Run it with go run ./cmd/dynamorm-service (standard mode) or set DYNAMORM_RUNTIME_MODE=lambda|local to exercise the other init paths. When sharing updates, link teammates to docs/whats-new.md for the Phase 4 summary outlining why these helpers are required across new services.

API Reference

Model(entity interface{}) Query

Purpose: Creates a type-safe query builder for the given entity type When to use: Starting any DynamoDB operation (Create, Read, Update, Delete) When NOT to use: Don't call Model() multiple times in the same operation chain

// Example: Basic model usage
db.Model(&User{})        // Query builder for User table
db.Model(user)          // For operations on existing instance
db.Model(&users)        // For operations returning multiple results

// This returns a Query interface for chaining operations

Where(field, operator, value) Query

Purpose: Adds type-safe condition to query (translates to DynamoDB KeyConditionExpression or FilterExpression) When to use: Filtering results by attribute values When NOT to use: Don't use Where() without proper index for large tables

// Example: Query with conditions
db.Model(&Payment{}).
    Where("Status", "=", "pending").        // Key condition (indexed field)
    Where("Amount", ">", 1000).             // Filter expression
    All(&payments)

Conditional Write Helpers

Purpose: Guard create/update/delete operations with DynamoDB conditions without dropping to the raw SDK
Methods: IfNotExists(), IfExists(), WithCondition(field, op, value), WithConditionExpression(expr, values)

Create() overwrites matching primary keys by default. Chain .IfNotExists() (or .WithCondition(...)) when you need insert-only semantics or optimistic concurrency to match production safety expectations.
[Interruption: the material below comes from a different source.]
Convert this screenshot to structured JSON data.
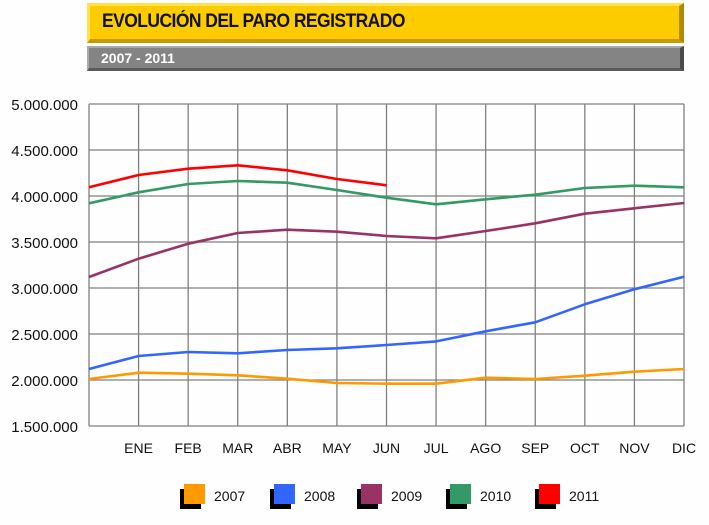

// Prevent overwriting existing users
err := db.Model(&User{
    ID:    "user123",
    Email: "john@example.com",
}).IfNotExists().Create()
if errors.Is(err, customerrors.ErrConditionFailed) {
    log.Println("user already exists")
}

// Optimistic update – only run when Status is still active
err = db.Model(&Session{}).
    Where("ID", "=", "sess#123").
    WithCondition("Status", "=", "active").
    Update("LastSeen")

// Advanced raw expression (placeholders must be provided)
db.Model(&Order{}).
    Where("PK", "=", orderPK).
    WithConditionExpression("attribute_exists(PK) AND Version = :v", map[string]any{
        ":v": currentVersion,
    }).
    Delete()

Import the sentinel error via customerrors "github.com/pay-theory/dynamorm/pkg/errors" and check with errors.Is.
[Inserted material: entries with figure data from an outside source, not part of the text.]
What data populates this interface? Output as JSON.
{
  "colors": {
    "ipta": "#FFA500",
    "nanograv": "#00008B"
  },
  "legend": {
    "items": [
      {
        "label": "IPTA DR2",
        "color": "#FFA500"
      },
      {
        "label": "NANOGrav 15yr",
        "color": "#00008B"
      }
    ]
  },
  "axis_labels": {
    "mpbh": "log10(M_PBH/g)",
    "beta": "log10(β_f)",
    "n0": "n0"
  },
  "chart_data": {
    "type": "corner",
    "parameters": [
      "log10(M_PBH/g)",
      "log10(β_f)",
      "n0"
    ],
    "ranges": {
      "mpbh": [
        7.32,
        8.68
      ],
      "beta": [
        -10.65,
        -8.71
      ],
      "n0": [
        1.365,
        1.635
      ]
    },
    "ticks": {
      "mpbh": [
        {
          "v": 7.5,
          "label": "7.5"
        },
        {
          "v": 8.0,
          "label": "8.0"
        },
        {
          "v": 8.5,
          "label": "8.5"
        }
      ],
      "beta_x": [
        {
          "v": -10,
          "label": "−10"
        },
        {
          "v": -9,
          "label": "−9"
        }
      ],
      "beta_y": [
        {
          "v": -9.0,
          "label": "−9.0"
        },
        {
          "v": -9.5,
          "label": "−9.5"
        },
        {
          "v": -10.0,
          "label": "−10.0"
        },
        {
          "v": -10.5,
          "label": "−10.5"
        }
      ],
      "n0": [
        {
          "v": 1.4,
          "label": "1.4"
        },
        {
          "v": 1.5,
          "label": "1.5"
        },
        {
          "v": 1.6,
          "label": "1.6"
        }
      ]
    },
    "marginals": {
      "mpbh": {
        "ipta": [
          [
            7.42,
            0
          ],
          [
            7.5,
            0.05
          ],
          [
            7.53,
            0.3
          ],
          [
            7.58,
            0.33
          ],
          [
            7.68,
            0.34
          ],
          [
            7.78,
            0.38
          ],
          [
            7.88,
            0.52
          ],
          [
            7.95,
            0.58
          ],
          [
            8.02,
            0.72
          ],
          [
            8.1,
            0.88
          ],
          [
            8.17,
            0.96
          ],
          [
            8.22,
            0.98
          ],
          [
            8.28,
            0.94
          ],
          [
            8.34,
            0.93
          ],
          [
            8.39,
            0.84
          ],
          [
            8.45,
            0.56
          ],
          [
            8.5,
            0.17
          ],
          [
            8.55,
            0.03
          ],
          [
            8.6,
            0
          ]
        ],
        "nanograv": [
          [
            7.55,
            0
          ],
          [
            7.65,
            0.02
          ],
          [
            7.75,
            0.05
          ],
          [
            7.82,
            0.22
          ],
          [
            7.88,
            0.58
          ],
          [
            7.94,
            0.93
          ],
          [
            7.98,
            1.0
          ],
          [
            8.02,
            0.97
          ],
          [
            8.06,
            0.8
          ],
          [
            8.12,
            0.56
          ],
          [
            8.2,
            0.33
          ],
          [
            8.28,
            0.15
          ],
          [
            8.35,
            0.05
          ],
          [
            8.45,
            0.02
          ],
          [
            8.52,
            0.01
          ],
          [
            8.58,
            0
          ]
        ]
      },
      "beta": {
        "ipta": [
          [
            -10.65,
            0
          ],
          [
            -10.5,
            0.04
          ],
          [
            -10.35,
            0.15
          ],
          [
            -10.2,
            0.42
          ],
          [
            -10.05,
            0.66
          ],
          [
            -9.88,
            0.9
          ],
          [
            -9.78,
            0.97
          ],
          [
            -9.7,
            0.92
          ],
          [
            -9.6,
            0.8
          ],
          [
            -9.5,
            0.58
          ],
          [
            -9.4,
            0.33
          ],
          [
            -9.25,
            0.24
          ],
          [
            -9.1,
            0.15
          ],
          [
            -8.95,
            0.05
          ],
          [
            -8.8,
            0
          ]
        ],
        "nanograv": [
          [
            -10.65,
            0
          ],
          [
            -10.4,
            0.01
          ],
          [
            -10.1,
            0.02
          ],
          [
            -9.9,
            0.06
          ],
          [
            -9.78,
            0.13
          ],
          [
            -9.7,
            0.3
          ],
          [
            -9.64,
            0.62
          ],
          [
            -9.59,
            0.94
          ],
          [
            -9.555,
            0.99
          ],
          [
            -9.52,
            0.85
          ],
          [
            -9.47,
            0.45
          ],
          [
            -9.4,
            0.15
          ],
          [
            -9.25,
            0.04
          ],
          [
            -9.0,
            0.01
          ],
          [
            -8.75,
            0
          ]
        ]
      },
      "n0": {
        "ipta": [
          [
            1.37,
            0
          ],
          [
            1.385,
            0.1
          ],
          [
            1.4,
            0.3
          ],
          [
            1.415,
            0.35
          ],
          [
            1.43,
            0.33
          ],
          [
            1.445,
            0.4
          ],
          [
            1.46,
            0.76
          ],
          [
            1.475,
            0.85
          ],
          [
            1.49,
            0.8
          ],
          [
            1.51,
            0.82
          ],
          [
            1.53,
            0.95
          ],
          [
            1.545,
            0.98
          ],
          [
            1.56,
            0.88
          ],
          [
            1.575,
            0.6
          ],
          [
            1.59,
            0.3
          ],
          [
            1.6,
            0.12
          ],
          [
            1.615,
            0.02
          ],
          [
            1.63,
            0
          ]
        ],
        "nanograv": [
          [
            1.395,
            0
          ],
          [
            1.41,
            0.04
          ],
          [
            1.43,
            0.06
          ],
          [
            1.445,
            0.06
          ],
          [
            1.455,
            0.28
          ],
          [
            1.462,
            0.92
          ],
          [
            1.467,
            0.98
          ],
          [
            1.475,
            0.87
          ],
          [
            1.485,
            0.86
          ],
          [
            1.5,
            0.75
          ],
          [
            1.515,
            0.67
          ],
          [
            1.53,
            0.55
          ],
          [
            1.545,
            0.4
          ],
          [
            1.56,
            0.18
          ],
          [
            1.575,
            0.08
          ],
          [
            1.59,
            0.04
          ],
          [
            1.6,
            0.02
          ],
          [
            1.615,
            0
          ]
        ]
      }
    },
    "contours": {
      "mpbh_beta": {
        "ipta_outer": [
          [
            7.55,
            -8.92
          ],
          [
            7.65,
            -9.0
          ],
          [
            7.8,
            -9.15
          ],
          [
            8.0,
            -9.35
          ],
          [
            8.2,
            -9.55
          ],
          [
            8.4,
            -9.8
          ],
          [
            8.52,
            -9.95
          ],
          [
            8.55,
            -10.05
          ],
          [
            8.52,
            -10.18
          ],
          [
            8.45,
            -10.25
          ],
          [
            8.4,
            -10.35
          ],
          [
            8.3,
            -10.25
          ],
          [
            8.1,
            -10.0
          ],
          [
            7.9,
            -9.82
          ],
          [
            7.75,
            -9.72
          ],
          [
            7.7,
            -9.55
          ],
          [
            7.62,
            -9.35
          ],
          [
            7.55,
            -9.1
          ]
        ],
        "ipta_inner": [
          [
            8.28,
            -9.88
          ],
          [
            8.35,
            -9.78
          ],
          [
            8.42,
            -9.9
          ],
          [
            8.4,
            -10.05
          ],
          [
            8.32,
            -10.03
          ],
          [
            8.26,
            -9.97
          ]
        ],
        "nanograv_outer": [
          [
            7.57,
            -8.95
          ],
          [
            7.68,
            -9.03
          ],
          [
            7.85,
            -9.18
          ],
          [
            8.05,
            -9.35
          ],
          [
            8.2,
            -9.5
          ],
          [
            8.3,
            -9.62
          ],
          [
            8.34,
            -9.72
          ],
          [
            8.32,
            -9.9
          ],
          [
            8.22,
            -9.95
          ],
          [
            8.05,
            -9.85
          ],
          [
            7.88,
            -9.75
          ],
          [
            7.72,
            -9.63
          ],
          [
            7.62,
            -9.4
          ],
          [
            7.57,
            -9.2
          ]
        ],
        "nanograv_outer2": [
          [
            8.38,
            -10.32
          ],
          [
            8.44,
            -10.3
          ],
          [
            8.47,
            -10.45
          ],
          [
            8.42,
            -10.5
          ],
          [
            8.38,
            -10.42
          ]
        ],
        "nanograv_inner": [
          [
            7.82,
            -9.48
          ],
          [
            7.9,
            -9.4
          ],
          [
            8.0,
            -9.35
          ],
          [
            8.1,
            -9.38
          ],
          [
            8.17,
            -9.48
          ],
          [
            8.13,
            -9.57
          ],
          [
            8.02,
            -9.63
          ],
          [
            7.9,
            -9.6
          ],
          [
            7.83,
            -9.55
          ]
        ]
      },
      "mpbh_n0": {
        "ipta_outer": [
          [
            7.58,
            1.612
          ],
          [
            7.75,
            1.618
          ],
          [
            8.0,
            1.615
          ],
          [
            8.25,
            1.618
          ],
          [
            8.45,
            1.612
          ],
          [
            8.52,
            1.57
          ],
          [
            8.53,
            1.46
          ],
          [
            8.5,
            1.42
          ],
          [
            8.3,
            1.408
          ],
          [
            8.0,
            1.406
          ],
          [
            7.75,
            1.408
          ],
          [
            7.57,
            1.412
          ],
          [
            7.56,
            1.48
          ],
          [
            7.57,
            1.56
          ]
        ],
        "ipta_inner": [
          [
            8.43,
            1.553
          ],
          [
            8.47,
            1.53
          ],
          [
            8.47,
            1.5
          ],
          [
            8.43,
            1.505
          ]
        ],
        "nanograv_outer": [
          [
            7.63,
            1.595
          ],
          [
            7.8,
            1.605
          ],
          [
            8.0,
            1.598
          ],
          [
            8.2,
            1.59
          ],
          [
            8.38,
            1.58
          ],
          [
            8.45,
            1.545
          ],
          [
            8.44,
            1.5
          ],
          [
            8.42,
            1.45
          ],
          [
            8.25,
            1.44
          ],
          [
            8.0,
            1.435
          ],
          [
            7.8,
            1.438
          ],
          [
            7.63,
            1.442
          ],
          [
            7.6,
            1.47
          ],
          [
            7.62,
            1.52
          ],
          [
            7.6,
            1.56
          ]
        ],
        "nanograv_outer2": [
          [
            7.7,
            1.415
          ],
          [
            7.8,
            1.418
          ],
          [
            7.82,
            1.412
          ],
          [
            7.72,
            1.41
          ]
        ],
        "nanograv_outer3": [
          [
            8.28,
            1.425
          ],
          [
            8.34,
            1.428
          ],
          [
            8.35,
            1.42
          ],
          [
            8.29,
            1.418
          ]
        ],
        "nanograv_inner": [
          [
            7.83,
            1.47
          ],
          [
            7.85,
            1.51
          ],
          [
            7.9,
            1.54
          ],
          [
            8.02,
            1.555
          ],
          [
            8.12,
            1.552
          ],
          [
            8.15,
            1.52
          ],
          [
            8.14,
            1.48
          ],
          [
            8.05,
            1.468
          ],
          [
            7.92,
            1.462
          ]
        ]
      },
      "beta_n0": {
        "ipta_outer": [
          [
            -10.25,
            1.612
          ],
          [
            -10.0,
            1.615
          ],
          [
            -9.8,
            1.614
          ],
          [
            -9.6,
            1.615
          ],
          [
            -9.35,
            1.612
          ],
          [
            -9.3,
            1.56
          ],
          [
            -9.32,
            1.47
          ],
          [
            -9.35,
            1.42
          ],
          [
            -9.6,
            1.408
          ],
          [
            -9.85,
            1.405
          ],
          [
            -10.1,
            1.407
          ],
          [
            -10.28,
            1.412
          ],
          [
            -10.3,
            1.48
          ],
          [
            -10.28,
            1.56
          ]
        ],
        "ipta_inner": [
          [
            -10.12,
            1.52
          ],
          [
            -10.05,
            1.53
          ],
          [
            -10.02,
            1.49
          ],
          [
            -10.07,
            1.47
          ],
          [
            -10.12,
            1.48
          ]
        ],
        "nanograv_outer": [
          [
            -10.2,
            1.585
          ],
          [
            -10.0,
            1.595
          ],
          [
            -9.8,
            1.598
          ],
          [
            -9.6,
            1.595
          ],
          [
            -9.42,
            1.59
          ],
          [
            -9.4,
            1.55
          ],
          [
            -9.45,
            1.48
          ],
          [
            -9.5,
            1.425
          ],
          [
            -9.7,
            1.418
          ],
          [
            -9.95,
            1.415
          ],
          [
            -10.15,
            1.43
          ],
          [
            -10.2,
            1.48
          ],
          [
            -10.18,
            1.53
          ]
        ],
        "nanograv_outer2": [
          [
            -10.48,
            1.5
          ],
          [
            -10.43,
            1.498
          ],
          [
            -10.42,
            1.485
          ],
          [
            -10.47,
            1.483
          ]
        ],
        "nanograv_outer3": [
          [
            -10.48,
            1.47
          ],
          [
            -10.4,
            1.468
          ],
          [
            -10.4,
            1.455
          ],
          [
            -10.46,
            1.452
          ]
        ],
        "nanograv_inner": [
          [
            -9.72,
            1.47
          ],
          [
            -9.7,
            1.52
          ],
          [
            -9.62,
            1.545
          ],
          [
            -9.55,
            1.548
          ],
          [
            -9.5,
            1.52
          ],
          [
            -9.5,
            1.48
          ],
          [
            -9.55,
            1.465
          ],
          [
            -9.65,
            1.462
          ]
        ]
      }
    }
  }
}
All conditional failures bubble up as customerrors.ErrConditionFailed, so callers can use errors.Is(err, customerrors.ErrConditionFailed) for retry or conflict handling.
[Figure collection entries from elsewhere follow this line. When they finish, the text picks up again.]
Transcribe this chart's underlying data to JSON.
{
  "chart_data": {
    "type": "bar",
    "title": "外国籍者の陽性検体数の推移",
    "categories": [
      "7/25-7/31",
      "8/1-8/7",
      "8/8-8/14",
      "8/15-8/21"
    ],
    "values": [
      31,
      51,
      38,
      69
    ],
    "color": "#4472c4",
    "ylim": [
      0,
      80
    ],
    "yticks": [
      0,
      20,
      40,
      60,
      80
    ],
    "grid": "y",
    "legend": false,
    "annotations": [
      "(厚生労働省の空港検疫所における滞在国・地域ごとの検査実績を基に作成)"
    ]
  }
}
Transaction(fn func(*Tx) error) error

Purpose: Executes multiple operations atomically within a DynamoDB transaction When to use: Operations that must all succeed or all fail together When NOT to use: Single operations or operations across different AWS accounts

// Example: Transfer money between accounts
err := db.Transaction(func(tx *dynamorm.Tx) error {
    // All operations execute atomically
    if err := tx.Model(fromAccount).Update(); err != nil {
        return err  // Rolls back entire transaction
    }
    return tx.Model(toAccount).Update()
})

About This Codebase

This entire codebase was written 100% by AI code generation, guided by the development team at Pay Theory. The framework represents a collaboration between human architectural vision and AI implementation capabilities, demonstrating the potential of AI-assisted software development for creating production-ready systems.